I checked my amps this morning, it starts off cold at 2.8 amps on 3/4 charged d's (nimh) and after about 30 seconds the amps start to climb... I shut it down at 3.2 amps. So more mass/less mass across the diameter does not have anything to do with wicking heat away from the led?:shrug:


----------



## Tim Carleton (Dec 12, 2008)

well I unsoldered the leads from the led, put it back into the lathe and trimmed some more off of the rear under the led, it definitely helped, It's not overheating now, so I answered my own question and I hope this helps someone else who is thinking more mass is necessarily better on a heat sink.


----------



## Oznog (Dec 12, 2008)

Thermal mass is of little use. I mean if you had an 8oz block of aluminum inside the flashlight with no way to get the heat out, it would take awhile to heat up but it'll still be hot. Well in theory if you had a block so huge it wouldn't heat up before the batteries ran down that would help, except no practical size of aluminum has a mass that would resist heating up for more than a few minutes when heated with 1W-5W. 

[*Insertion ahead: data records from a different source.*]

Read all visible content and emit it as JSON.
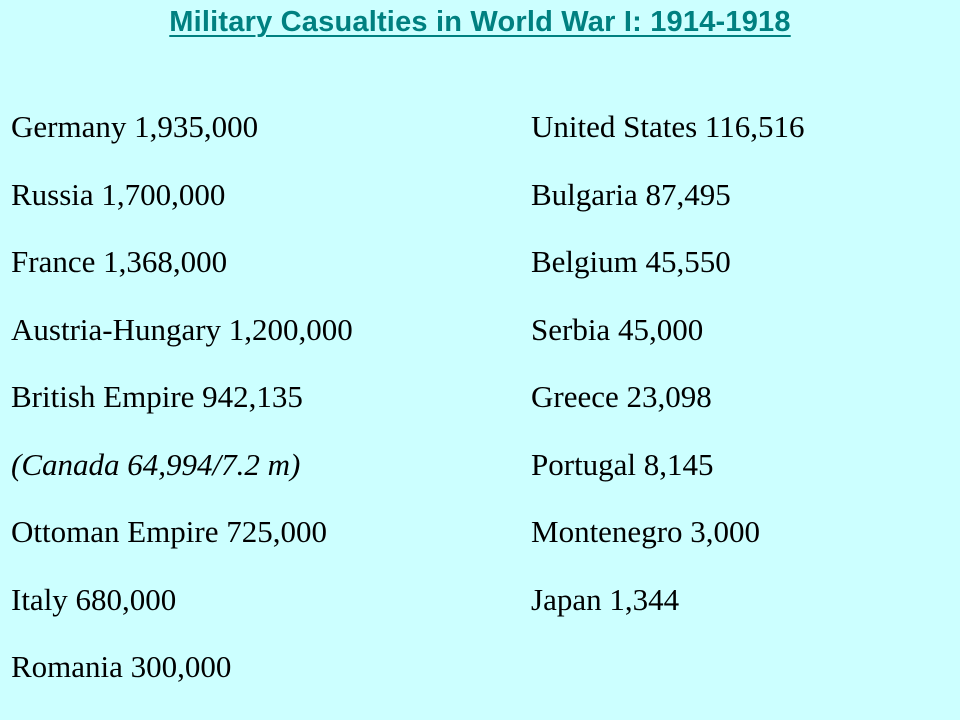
{
  "title": "Military Casualties in World War I: 1914-1918",
  "left_column": [
    {
      "text": "Germany 1,935,000"
    },
    {
      "text": "Russia 1,700,000"
    },
    {
      "text": "France 1,368,000"
    },
    {
      "text": "Austria-Hungary 1,200,000"
    },
    {
      "text": "British Empire 942,135"
    },
    {
      "text": "(Canada 64,994/7.2 m)"
    },
    {
      "text": "Ottoman Empire 725,000"
    },
    {
      "text": "Italy 680,000"
    },
    {
      "text": "Romania 300,000"
    }
  ],
  "right_column": [
    {
      "text": "United States 116,516"
    },
    {
      "text": "Bulgaria 87,495"
    },
    {
      "text": "Belgium 45,550"
    },
    {
      "text": "Serbia 45,000"
    },
    {
      "text": "Greece 23,098"
    },
    {
      "text": "Portugal 8,145"
    },
    {
      "text": "Montenegro 3,000"
    },
    {
      "text": "Japan 1,344"
    }
  ],
  "colors": {
    "background": "#ccffff",
    "title": "#008080",
    "text": "#000000"
  }
}
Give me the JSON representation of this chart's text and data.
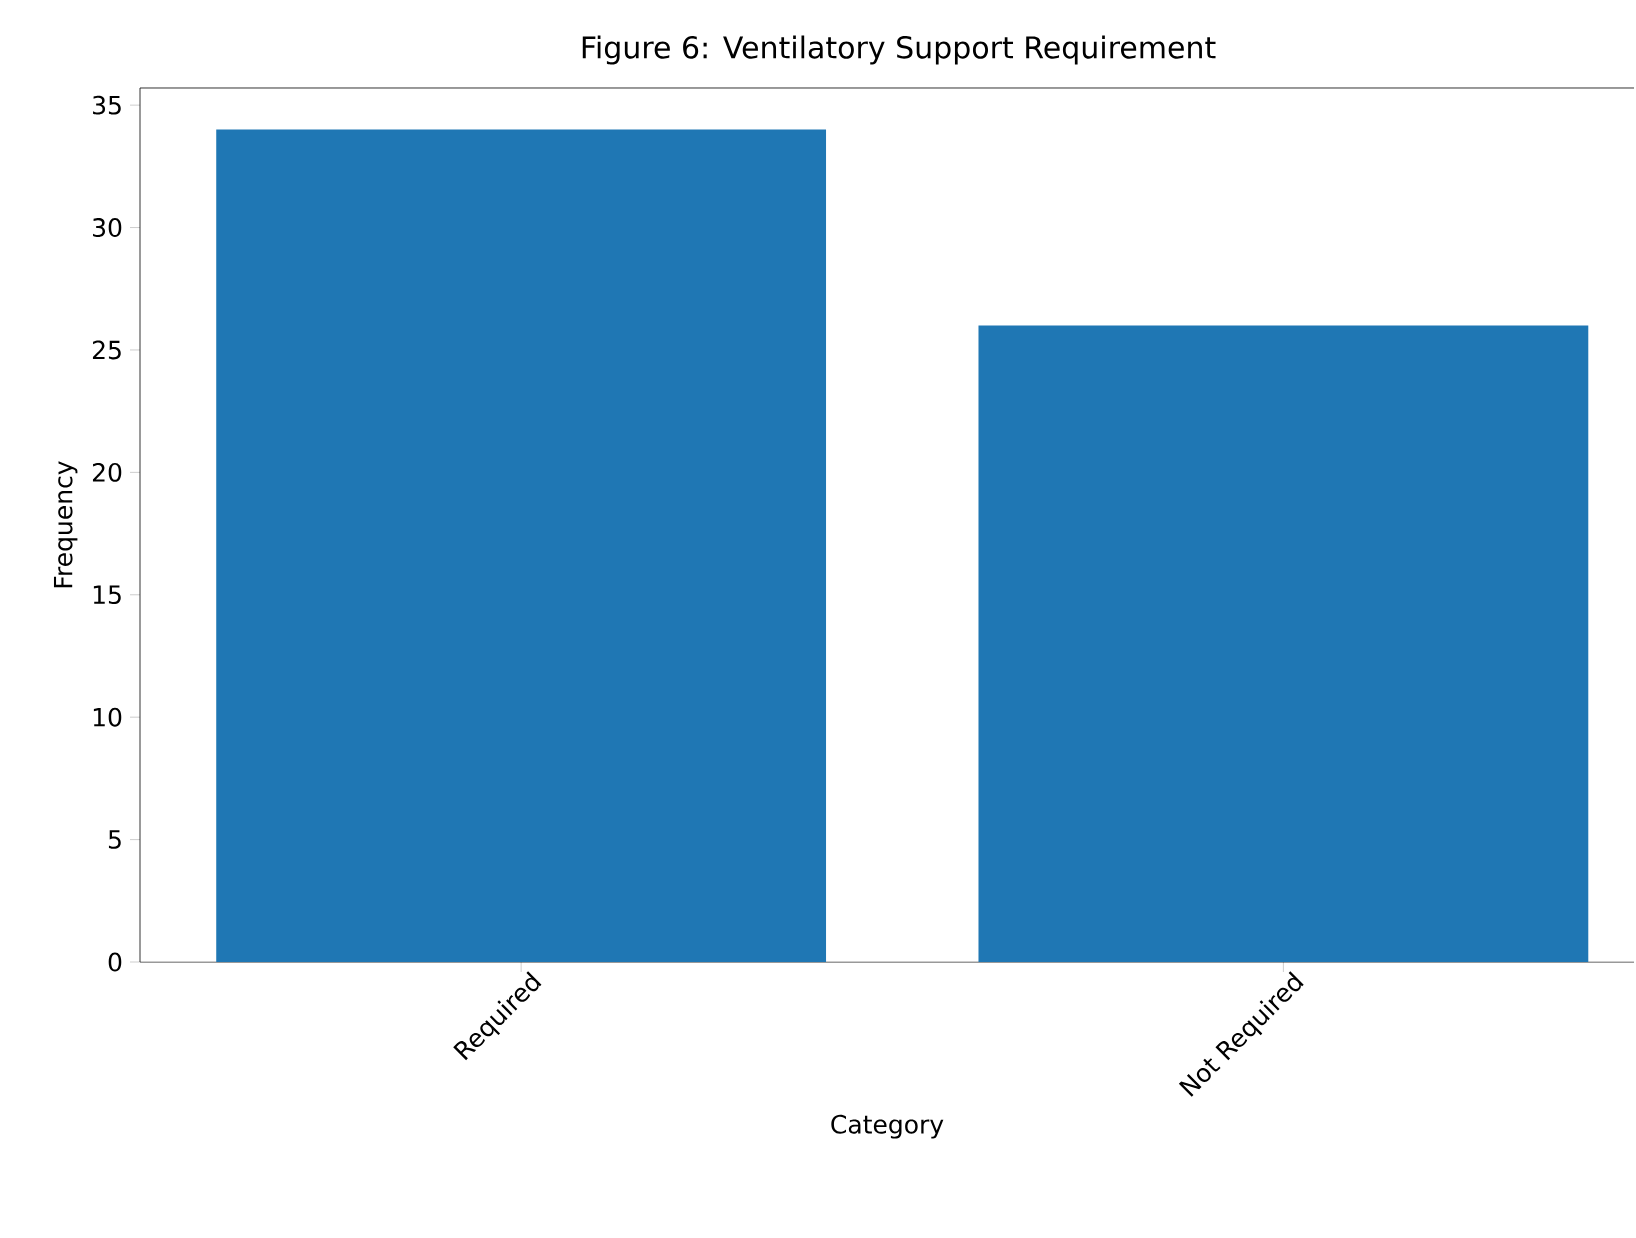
{
  "chart_data": {
    "type": "bar",
    "title": "Figure 6: Ventilatory Support Requirement",
    "xlabel": "Category",
    "ylabel": "Frequency",
    "categories": [
      "Required",
      "Not Required"
    ],
    "values": [
      34,
      26
    ],
    "color": "#1f77b4",
    "ylim": [
      0,
      35.7
    ],
    "yticks": [
      0,
      5,
      10,
      15,
      20,
      25,
      30,
      35
    ]
  }
}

Aluminum must be thick enough to conduct heat to the fins/case external cooling surfaces with minimal resistance. While the calcs are complicated, conducting heat over short distances with 1/16" thick aluminum is probably more than adequate. The edge of the sink has to make good contact with the case and that requires a thicker edge to increase contact surface. The center may require screw mounts and that requires a certain thickness to hold the threads and not distort under the pressure of the screws.

Copper is a superior material, nearly twice the thermal conductivity of aluminum. It's softer and somewhat more limited in minimal thickness due to mechanical stiffness. It's solderable which is really excellent for some emitters. 

Anyhow most flashlight designs have no problem getting the needed thickness and trying to shave the sink just slightly thinner may have no practical benefit, since it might only gain a mm for all the trouble and questions.


----------



## Tim Carleton (Dec 12, 2008)

Thanks for the thoughts Oz.. this was my first trouble with making heatsinks, and I admit I've been making them progressively heavier, but the tolerance to the case in all have been very snug, they will push in snugly, yet come out by wedging a knife blade on the lip and prying upwards. I use very little thermal grease as most of it pushes out the top and to the bottom of the sink anyways.


----------